NVIDIA / nccl

Optimized primitives for collective multi-GPU communication
Other
3.26k stars 827 forks source link

The nsys profile will hang when NCCL_P2P_USE_CUDA_MEMCPY is enabled #1480

Open PhdShi opened 1 month ago

PhdShi commented 1 month ago

I am using the Nsight system tool to observe the behavior of allreduce_perf on a server with 8 H800 gpus. I found that when the NCCL_P2P_USE_CUDA_MEMCPY function is enabled, the nsys profile command will hang after running allreduce_perf without generating corresponding files. Here is my run script:

#!/usr/bin
/usr/local/mpi/bin/mpirun --allow-run-as-root --mca btl_openib_warn_no_device_params_found 0 --mca btl_tcp_if_include bond0 --hostfile iplist  --map-by ppr:8:node -np 8 -x NCCL_IB_TC=136 -x NCCL_IB_SL=5 -x NCCL_IB_GID_INDEX=3 -x NCCL_SOCKET_IFNAME=bond -x NCCL_DEBUG=INFO -x NCCL_IB_HCA=mlx5 -x NCCL_IB_TIMEOUT=22 -x NCCL_IB_QPS_PER_CONNECTION=8 -x NCCL_NET_PLUGIN=none -x NCCL_ALGO=Ring -x NCCL_P2P_USE_CUDA_MEMCPY=1 -x LD_PRELOAD=/workspace/nccl2.21.5/build/lib/libnccl.so.2 /usr/bin/all_reduce_perf -b 4k -e 8G -g 1 -f 2 -n 50 -w 10 

This is my executive command: nsys profile -o allreduce_ce_default.nsys-rep bash runtest.sh

NGC image version:nvcr.io/nvidia/pytorch:24.06-py3

sjeaugey commented 1 month ago

Why are you setting NCCL_P2P_USE_CUDA_MEMCPY?
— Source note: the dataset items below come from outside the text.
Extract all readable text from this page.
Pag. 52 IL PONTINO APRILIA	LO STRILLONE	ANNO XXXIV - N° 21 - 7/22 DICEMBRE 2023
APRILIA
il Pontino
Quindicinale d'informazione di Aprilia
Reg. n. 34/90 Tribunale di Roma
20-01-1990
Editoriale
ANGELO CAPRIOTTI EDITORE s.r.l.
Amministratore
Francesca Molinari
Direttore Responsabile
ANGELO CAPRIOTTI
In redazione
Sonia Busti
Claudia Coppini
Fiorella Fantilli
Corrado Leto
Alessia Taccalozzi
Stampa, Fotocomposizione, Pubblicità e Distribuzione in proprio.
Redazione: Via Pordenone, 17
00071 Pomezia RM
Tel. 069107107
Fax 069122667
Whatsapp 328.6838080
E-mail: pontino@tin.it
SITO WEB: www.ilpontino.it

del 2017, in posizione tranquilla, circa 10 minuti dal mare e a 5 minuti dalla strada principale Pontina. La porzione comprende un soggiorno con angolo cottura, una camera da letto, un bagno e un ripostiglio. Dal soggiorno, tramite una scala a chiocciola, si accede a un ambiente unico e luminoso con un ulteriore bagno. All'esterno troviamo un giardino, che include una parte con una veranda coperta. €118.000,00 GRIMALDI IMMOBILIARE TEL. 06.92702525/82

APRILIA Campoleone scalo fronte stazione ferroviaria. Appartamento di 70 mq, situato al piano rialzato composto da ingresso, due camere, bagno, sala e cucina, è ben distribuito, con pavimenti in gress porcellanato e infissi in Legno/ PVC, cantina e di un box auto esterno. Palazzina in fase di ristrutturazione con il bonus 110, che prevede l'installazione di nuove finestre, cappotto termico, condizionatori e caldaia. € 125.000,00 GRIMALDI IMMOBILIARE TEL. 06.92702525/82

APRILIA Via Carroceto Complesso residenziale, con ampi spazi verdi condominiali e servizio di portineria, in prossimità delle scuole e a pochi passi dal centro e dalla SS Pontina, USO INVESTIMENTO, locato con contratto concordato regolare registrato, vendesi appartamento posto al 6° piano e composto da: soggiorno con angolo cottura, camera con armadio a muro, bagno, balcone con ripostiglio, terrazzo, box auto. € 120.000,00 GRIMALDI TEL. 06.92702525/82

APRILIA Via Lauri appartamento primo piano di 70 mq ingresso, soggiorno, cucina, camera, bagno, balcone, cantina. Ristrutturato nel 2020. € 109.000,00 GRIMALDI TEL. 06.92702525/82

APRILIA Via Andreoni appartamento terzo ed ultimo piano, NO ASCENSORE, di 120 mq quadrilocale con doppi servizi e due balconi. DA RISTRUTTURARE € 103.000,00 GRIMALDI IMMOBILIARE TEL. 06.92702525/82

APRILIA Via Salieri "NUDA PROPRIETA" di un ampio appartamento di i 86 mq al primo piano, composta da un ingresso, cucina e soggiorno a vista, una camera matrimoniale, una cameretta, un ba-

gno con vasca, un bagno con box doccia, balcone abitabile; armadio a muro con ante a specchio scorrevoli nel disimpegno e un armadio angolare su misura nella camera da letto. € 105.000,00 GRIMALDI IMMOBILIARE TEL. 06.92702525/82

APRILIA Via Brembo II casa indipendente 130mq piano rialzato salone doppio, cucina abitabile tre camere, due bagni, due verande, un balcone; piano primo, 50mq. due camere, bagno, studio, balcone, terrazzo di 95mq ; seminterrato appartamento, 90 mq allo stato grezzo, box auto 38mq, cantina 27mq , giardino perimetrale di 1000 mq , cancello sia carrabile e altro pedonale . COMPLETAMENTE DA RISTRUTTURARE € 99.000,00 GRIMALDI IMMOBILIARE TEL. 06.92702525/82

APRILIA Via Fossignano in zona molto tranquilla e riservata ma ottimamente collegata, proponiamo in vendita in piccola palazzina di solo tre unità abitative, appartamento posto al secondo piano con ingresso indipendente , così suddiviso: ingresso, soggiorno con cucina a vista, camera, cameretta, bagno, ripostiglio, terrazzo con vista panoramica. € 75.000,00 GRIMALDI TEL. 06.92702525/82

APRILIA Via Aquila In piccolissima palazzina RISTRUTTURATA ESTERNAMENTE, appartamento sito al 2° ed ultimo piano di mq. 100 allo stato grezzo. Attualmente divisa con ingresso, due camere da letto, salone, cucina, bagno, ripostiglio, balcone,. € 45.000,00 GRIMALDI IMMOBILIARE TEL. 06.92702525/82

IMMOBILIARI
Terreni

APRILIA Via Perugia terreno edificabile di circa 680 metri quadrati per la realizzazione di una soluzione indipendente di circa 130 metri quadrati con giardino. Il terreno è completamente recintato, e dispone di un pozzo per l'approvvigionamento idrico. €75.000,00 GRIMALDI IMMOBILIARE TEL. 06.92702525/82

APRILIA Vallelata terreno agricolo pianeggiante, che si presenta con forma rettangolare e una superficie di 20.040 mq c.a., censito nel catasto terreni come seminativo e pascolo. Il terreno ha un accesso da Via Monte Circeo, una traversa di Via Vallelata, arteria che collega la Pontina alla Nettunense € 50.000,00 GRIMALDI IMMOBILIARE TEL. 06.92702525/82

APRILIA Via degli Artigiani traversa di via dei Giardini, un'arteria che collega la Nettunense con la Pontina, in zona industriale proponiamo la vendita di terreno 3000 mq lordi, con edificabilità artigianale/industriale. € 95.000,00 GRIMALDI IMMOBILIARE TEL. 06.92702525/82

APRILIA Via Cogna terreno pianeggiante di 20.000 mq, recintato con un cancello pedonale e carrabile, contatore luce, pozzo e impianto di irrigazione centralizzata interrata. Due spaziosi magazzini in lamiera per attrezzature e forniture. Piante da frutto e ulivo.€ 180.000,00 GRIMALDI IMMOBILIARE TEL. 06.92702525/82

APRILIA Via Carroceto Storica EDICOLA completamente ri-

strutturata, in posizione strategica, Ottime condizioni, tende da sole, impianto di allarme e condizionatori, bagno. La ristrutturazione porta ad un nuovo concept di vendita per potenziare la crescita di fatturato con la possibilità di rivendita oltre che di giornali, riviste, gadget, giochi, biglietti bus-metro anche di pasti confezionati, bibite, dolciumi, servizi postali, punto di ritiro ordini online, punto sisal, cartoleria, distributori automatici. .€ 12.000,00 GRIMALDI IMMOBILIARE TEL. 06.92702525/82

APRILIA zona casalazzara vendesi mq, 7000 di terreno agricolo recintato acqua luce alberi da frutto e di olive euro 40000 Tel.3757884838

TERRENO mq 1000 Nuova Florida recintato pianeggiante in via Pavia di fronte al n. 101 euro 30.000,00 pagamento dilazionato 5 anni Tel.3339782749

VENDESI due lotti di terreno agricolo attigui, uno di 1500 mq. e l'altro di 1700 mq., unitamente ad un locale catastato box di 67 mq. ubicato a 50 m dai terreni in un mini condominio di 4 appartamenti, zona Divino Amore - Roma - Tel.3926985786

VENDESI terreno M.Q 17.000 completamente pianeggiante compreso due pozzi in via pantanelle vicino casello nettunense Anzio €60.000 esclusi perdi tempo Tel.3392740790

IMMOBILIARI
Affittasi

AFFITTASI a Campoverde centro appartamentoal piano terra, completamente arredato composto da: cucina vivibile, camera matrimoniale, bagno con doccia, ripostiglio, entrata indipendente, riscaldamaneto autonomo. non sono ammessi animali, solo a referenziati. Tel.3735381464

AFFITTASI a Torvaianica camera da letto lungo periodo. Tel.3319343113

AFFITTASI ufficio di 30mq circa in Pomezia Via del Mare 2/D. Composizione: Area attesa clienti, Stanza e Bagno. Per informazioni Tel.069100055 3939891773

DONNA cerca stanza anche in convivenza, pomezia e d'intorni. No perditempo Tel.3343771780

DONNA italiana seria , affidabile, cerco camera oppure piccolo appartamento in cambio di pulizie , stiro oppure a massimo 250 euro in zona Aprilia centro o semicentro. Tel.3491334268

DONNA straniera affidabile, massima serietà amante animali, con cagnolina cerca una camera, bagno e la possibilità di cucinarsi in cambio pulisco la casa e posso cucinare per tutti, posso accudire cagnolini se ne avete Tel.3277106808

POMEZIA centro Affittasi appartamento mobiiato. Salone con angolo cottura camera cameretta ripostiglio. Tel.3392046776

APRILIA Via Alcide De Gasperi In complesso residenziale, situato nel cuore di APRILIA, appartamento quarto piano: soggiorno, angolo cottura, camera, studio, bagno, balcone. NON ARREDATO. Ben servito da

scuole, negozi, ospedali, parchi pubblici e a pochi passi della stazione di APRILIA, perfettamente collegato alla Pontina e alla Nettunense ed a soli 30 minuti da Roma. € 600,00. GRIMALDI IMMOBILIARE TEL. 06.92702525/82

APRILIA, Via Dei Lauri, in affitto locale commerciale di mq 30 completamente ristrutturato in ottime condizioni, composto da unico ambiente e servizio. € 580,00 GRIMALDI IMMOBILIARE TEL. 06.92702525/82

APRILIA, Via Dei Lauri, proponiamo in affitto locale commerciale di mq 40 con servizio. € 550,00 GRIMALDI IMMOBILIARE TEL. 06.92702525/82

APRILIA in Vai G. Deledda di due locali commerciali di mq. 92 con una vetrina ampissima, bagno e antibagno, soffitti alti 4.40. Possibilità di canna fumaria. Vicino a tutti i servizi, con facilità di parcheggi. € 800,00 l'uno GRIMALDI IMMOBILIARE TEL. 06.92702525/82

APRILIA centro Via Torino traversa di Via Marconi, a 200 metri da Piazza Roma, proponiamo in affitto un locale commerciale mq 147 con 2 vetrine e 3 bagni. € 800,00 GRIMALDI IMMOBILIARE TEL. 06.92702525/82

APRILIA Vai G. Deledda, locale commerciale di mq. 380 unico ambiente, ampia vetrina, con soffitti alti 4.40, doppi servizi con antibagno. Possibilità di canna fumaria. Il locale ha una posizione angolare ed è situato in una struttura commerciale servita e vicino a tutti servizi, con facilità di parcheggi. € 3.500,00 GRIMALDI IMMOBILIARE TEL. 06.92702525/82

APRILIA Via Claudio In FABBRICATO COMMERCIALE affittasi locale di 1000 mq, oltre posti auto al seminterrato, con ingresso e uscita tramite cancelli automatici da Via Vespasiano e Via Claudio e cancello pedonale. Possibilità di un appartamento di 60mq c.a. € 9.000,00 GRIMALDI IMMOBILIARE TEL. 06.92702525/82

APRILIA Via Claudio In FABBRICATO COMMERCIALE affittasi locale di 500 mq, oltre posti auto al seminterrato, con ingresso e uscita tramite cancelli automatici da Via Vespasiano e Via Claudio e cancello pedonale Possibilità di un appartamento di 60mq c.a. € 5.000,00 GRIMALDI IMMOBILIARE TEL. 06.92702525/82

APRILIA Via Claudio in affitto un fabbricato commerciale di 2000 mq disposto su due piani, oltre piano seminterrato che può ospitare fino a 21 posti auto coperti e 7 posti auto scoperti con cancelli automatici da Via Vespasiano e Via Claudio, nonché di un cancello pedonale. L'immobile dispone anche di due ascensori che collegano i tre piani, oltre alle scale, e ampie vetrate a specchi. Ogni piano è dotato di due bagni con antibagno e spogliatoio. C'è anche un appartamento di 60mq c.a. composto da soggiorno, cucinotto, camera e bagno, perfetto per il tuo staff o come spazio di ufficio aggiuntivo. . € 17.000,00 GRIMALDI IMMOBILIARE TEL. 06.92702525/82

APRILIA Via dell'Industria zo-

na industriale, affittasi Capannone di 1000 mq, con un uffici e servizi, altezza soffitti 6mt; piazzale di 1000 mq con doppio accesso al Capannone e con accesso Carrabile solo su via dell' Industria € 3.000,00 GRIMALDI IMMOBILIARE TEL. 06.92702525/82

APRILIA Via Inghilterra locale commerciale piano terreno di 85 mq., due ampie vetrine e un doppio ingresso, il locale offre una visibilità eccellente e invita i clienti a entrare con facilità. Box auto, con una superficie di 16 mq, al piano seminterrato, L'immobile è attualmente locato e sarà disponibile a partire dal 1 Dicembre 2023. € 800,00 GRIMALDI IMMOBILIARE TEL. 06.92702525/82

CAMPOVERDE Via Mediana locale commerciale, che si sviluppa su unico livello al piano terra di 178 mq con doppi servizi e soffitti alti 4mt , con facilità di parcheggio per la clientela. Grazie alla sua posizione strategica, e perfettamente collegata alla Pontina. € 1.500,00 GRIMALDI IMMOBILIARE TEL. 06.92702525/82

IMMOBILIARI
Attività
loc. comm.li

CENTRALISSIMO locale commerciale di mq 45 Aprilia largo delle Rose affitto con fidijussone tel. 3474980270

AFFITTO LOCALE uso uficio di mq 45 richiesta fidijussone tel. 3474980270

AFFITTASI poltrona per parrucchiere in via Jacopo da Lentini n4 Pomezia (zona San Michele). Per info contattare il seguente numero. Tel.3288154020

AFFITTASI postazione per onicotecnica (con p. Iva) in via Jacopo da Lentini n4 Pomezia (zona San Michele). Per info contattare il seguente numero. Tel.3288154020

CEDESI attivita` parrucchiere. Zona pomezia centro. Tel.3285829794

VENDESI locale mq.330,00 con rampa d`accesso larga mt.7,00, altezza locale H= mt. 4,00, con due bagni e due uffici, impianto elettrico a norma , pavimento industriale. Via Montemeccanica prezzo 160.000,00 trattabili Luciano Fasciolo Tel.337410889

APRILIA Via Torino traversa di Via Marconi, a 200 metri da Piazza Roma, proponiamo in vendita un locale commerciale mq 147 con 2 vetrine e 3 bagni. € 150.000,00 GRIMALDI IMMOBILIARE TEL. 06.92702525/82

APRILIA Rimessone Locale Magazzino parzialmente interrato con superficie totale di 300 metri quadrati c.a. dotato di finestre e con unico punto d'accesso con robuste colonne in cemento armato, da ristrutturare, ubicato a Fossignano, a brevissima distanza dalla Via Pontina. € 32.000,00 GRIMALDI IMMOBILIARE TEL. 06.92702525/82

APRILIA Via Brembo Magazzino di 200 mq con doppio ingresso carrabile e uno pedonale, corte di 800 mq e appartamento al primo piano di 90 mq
PhdShi commented 1 month ago

Why are you setting NCCL_P2P_USE_CUDA_MEMCPY?

I noticed that this #922 issue mentioned that turning on NCCL_P2P_USE_CUDA_MEMCPY would have some performance improvements, and I would like to test it. But my test data shows that the NCCL_P2P_USE_CUDA_MEMCPY causes poor performance for allreduce large messages.

sjeaugey commented 1 month ago

Which is expected. It's not doing what you think it does. As most other environment variables (aside from node configuration), you should not set it unless you really need it.
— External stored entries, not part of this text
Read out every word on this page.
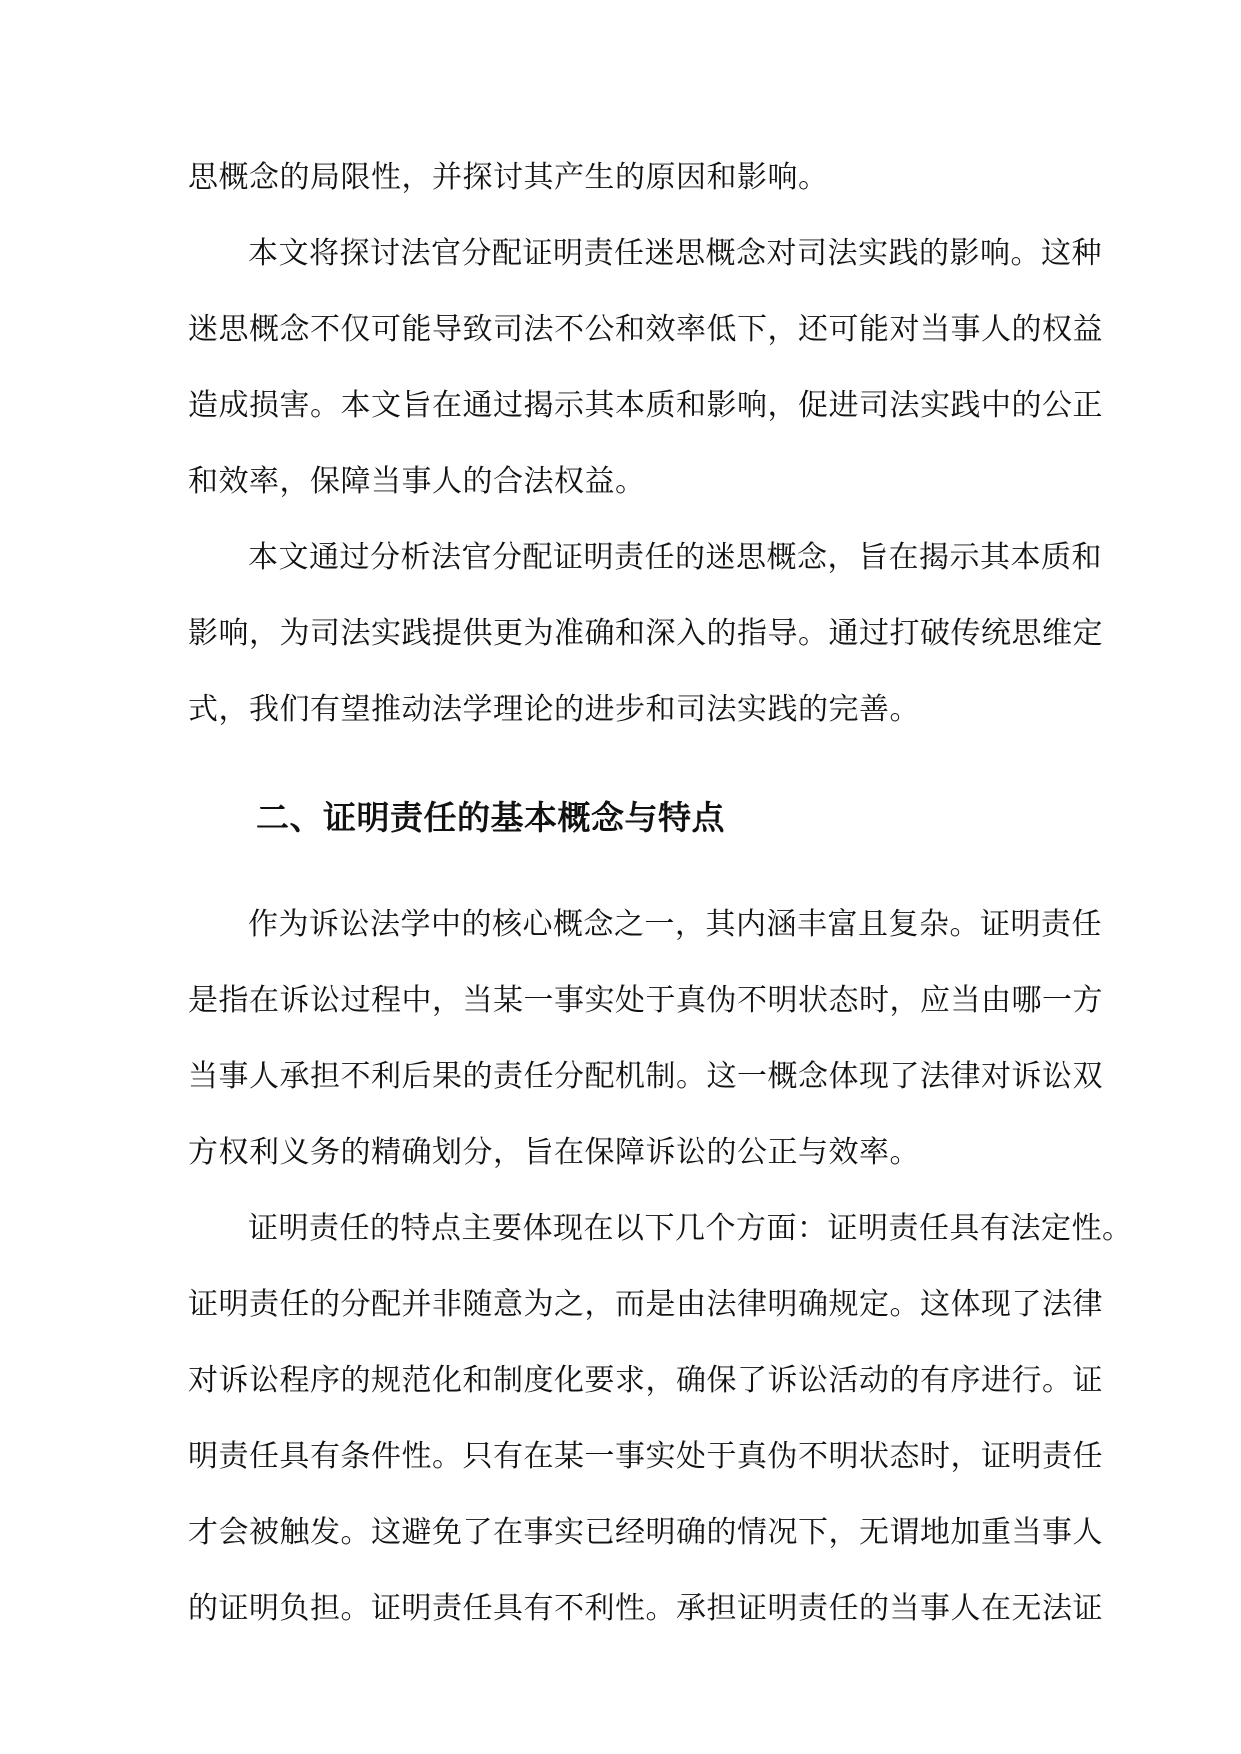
思概念的局限性，并探讨其产生的原因和影响。
本文将探讨法官分配证明责任迷思概念对司法实践的影响。这种
迷思概念不仅可能导致司法不公和效率低下，还可能对当事人的权益
造成损害。本文旨在通过揭示其本质和影响，促进司法实践中的公正
和效率，保障当事人的合法权益。
本文通过分析法官分配证明责任的迷思概念，旨在揭示其本质和
影响，为司法实践提供更为准确和深入的指导。通过打破传统思维定
式，我们有望推动法学理论的进步和司法实践的完善。
二、证明责任的基本概念与特点
作为诉讼法学中的核心概念之一，其内涵丰富且复杂。证明责任
是指在诉讼过程中，当某一事实处于真伪不明状态时，应当由哪一方
当事人承担不利后果的责任分配机制。这一概念体现了法律对诉讼双
方权利义务的精确划分，旨在保障诉讼的公正与效率。
证明责任的特点主要体现在以下几个方面：证明责任具有法定性。
证明责任的分配并非随意为之，而是由法律明确规定。这体现了法律
对诉讼程序的规范化和制度化要求，确保了诉讼活动的有序进行。证
明责任具有条件性。只有在某一事实处于真伪不明状态时，证明责任
才会被触发。这避免了在事实已经明确的情况下，无谓地加重当事人
的证明负担。证明责任具有不利性。承担证明责任的当事人在无法证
PhdShi commented 1 month ago

Which is expected. It's not doing what you think it does. As most other environment variables (aside from node configuration), you should not set it unless you really need it.
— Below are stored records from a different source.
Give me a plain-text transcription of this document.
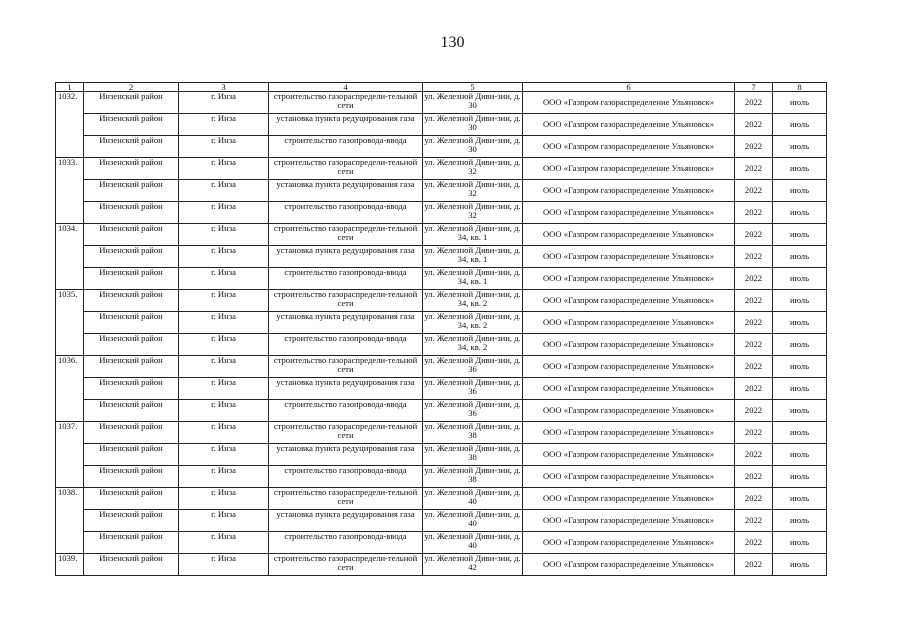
130
1	2	3	4	5	6	7	8
1032.	Инзенский район	г. Инза	строительство газораспредели-тельной сети	ул. Железной Диви-зии, д. 30	ООО «Газпром газораспределение Ульяновск»	2022	июль
	Инзенский район	г. Инза	установка пункта редуцирования газа	ул. Железной Диви-зии, д. 30	ООО «Газпром газораспределение Ульяновск»	2022	июль
	Инзенский район	г. Инза	строительство газопровода-ввода	ул. Железной Диви-зии, д. 30	ООО «Газпром газораспределение Ульяновск»	2022	июль
1033.	Инзенский район	г. Инза	строительство газораспредели-тельной сети	ул. Железной Диви-зии, д. 32	ООО «Газпром газораспределение Ульяновск»	2022	июль
	Инзенский район	г. Инза	установка пункта редуцирования газа	ул. Железной Диви-зии, д. 32	ООО «Газпром газораспределение Ульяновск»	2022	июль
	Инзенский район	г. Инза	строительство газопровода-ввода	ул. Железной Диви-зии, д. 32	ООО «Газпром газораспределение Ульяновск»	2022	июль
1034.	Инзенский район	г. Инза	строительство газораспредели-тельной сети	ул. Железной Диви-зии, д. 34, кв. 1	ООО «Газпром газораспределение Ульяновск»	2022	июль
	Инзенский район	г. Инза	установка пункта редуцирования газа	ул. Железной Диви-зии, д. 34, кв. 1	ООО «Газпром газораспределение Ульяновск»	2022	июль
	Инзенский район	г. Инза	строительство газопровода-ввода	ул. Железной Диви-зии, д. 34, кв. 1	ООО «Газпром газораспределение Ульяновск»	2022	июль
1035.	Инзенский район	г. Инза	строительство газораспредели-тельной сети	ул. Железной Диви-зии, д. 34, кв. 2	ООО «Газпром газораспределение Ульяновск»	2022	июль
	Инзенский район	г. Инза	установка пункта редуцирования газа	ул. Железной Диви-зии, д. 34, кв. 2	ООО «Газпром газораспределение Ульяновск»	2022	июль
	Инзенский район	г. Инза	строительство газопровода-ввода	ул. Железной Диви-зии, д. 34, кв. 2	ООО «Газпром газораспределение Ульяновск»	2022	июль
1036.	Инзенский район	г. Инза	строительство газораспредели-тельной сети	ул. Железной Диви-зии, д. 36	ООО «Газпром газораспределение Ульяновск»	2022	июль
	Инзенский район	г. Инза	установка пункта редуцирования газа	ул. Железной Диви-зии, д. 36	ООО «Газпром газораспределение Ульяновск»	2022	июль
	Инзенский район	г. Инза	строительство газопровода-ввода	ул. Железной Диви-зии, д. 36	ООО «Газпром газораспределение Ульяновск»	2022	июль
1037.	Инзенский район	г. Инза	строительство газораспредели-тельной сети	ул. Железной Диви-зии, д. 38	ООО «Газпром газораспределение Ульяновск»	2022	июль
	Инзенский район	г. Инза	установка пункта редуцирования газа	ул. Железной Диви-зии, д. 38	ООО «Газпром газораспределение Ульяновск»	2022	июль
	Инзенский район	г. Инза	строительство газопровода-ввода	ул. Железной Диви-зии, д. 38	ООО «Газпром газораспределение Ульяновск»	2022	июль
1038.	Инзенский район	г. Инза	строительство газораспредели-тельной сети	ул. Железной Диви-зии, д. 40	ООО «Газпром газораспределение Ульяновск»	2022	июль
	Инзенский район	г. Инза	установка пункта редуцирования газа	ул. Железной Диви-зии, д. 40	ООО «Газпром газораспределение Ульяновск»	2022	июль
	Инзенский район	г. Инза	строительство газопровода-ввода	ул. Железной Диви-зии, д. 40	ООО «Газпром газораспределение Ульяновск»	2022	июль
1039.	Инзенский район	г. Инза	строительство газораспредели-тельной сети	ул. Железной Диви-зии, д. 42	ООО «Газпром газораспределение Ульяновск»	2022	июль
Can you explain why the performance decline is expected? I use the cuda-samples/p2pBandwidthLatencyTest test, found that using the copy engine performance is much better than sm_copy. Does this mean that allreduce should have a better performance when enabling NCCL_P2P_USE_CUDA_MEMCPY

sjeaugey commented 1 month ago

NCCL_P2P_USE_CUDA_MEMCPY is not doing what you think. No, it won't improve performance on your system, unless you have a system where SM-based copy is a disaster (like 10x slower than CE). Then it could help -- sometimes. Again, don't use undocumented environment variables.